The IMF worked with the Association of Cancer Online Resources (ACOR) to create a myeloma mailing list an amyloid mailing list to facilitate information exchange and support.

=== Advocacy ===
The IMF's advocacy efforts include the Global Myeloma Action Network® (GMAN®), which consists of patient advocacy organizations from multiple countries. GMAN works to improve access to myeloma treatments and care worldwide, holding annual summits where advocates collaborate on policy initiatives.

==Research==
The International Myeloma Working Group (IMWG), established in 2001, is a collaborative research consortium of myeloma researchers from institutions worldwide with over 300 members. The IMWG develops consensus guidelines for myeloma diagnosis and treatment that are used as treatment protocols globally and published in peer-reviewed journals.

=== Black Swan Research Initiative ===
Founded in 2012, the Black Swan Research Initiative® (BSRI®) is a collaborative research program focused on achieving a cure for myeloma through global partnerships spanning multiple continents. Notable BSRI projects include:

- iStopMM® (Iceland Screens, Treats, or Prevents Multiple Myeloma): A population-based screening study led by Dr. Sigurður Yngvi Kristinsson at the University of Iceland.
- ASCENT Trial: A phase II clinical trial evaluating early intervention strategies for patients with high-risk smoldering myeloma.

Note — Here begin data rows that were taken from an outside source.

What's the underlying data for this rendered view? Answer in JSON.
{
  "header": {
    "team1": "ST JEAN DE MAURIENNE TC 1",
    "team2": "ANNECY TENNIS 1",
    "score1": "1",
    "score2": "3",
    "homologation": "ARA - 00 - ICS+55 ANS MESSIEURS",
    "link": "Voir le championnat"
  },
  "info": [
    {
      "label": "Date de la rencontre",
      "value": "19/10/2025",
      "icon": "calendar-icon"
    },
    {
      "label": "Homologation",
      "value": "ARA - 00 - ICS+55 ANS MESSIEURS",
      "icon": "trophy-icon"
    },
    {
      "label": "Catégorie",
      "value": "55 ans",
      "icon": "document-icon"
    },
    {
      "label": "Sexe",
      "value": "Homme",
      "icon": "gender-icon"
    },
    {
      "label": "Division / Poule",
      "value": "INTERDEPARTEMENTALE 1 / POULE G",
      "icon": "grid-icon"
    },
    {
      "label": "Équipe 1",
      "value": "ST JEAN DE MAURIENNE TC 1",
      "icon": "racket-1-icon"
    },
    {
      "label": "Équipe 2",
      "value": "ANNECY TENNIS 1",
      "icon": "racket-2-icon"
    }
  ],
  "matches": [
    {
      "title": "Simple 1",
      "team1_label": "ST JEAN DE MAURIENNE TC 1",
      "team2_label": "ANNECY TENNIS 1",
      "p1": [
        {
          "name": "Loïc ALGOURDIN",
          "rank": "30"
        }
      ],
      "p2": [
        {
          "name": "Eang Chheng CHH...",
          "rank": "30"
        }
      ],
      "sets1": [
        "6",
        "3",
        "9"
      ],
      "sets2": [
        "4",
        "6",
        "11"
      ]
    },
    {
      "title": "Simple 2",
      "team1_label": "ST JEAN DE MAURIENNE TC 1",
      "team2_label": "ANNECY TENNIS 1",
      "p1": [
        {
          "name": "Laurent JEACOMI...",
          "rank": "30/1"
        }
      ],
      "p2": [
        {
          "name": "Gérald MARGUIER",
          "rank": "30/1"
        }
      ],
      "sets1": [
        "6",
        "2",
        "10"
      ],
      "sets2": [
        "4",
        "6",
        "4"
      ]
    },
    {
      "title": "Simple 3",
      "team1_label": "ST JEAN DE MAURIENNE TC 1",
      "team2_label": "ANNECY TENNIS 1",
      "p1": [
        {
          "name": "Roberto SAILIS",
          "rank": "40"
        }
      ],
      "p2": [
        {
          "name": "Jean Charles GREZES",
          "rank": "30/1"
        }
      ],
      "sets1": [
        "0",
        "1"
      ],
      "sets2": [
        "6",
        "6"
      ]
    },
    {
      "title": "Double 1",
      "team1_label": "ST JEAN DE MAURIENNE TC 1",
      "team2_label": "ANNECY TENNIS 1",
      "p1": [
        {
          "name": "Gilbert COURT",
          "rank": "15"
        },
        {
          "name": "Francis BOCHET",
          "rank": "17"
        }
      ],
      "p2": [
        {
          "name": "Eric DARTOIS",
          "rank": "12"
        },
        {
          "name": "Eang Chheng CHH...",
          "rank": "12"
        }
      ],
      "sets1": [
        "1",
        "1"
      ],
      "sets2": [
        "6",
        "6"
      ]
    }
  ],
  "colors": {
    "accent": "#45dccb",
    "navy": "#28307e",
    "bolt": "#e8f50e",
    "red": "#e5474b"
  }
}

=== Brian D. Novis Research Grants ===
The IMF awards research grants through the Brian D. Novis Research Grant Program, established in 1994 in memory of the organization's co-founder. The program provides funding to junior and senior investigators working on myeloma research.

=== Research Networks and Resources ===
The IMF supports regional research networks including the Asian Myeloma Network® (AMN®) and the Latin American Myeloma Network, which facilitate collaboration among myeloma specialists in their respective regions.

== Fundraising ==
The IMF's fundraising activities include an annual Comedy Celebration benefiting the Peter Boyle Memorial fund, held each November. In 2024, the organization launched the Iceland Cycling Expedition, a multi-day cycling event in Iceland that raises funds for myeloma research, with particular emphasis on supporting the iStopMM study.

== Recognition ==
The organization holds a 4-star rating from Charity Navigator and a Platinum Seal from Candid/GuideStar.

== Tax status ==
In the United States, IMF is categorized as a 501(c) non-profit organization by the Internal Revenue Service (IRS).